Genscape data shows that "next week is forecasted to be warm nationwide. Cooling demand is expected to pick up mid next week, with the northeast having 7 CDDs, up from 12.4 HDDs this weekend. The warm temps are forecasted to last through the 25th."

Futures traders see the market as overextended with forecasts for the second half of May looking supportive. "Although the price trend and below-average storage injections both keep the upside open, we also note that the market is arguably somewhat overvalued, with nearby futures trading at a 22¢ (6.9%) premium to the five-year average price for this time of year at a time when storage is still 275 Bcf (13.6%) above its corresponding five-year average," said Tim Evans of Citi Futures Perspective.  "By this measure, natural gas is not cheap."

Gas buyers responsible for incremental supplies for power generation across the PJM power pool will have challenging weather and not much in the way of renewables to offset purchases. "Unsettled weather and cool conditions are expected into the weekend before a big warm-up early next week," said forecaster WSI in a morning report to clients. "A frontal boundary will remain the focal point for clouds along with areas of light rain and drizzle today.

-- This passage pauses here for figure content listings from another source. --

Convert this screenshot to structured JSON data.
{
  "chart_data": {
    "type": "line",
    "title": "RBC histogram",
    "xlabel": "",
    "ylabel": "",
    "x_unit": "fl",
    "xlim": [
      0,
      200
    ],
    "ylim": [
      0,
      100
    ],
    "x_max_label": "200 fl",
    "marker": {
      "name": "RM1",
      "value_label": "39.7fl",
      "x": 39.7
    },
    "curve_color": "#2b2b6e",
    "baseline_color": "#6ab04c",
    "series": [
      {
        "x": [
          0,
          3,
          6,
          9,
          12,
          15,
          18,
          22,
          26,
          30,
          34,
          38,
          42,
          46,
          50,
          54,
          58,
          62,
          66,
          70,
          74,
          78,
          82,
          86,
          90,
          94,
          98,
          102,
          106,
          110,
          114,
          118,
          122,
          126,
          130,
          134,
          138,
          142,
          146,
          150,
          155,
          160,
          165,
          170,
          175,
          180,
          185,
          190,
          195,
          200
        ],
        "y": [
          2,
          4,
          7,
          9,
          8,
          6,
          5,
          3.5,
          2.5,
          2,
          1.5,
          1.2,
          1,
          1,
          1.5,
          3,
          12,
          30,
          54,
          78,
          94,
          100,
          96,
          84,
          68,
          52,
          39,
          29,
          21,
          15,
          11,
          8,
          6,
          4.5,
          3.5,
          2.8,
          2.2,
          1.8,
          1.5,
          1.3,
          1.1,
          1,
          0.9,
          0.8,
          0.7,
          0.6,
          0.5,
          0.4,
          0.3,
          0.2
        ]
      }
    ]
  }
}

"Wet weather and a northeast breeze will knock temps down into the 50s and 60s, and a storm system will develop and track up the East Coast tonight through Saturday, with even more rain, gusty winds and cool conditions across the Mid-Atlantic. A variable north-northwest wind will support modest wind gen through the weekend. After a brief decline, a developing southerly wind will boost wind gen by Tuesday. Output will generally range 2-3 GW."

Traders suggest holding on to, but not adding to, current short positions. "This market is currently prioritizing the dynamic of surplus contraction over the static factor of an approximate 275 Bcf storage overhang," said Jim Ritterbusch of Ritterbusch and Associates in a morning note to clients. "[Thursday's] much smaller than expected injection furthered the mid-week price up spike with some chart related buying adding to the bullish momentum.

"Although we suggest holding short June positions established above the $3.31 level, we are also advising against fresh shorts at current levels given the chart improvement seen yesterday off of a bullish EIA storage report. The money managers have been gravitating toward the long side of the market for several weeks and currently have little reason to accept profits. Various non-weather factors remain aligned to reduce weekly storage injections to significantly lower levels that might be implied by heavy emphasis on HDD or CDD accumulation.

"Holding a short position currently is being challenged by the dynamic of surplus contraction and this week's price strengthening appears to be discounting some additional significant reductions in the supply overhang for a couple more weeks. Although the spot trade is having difficulty keeping pace with the futures rally with the weak cash basis restricting curve strength, this doesn't appear to be a sufficient consideration to prompt much sell hedging required to force a significant price decline."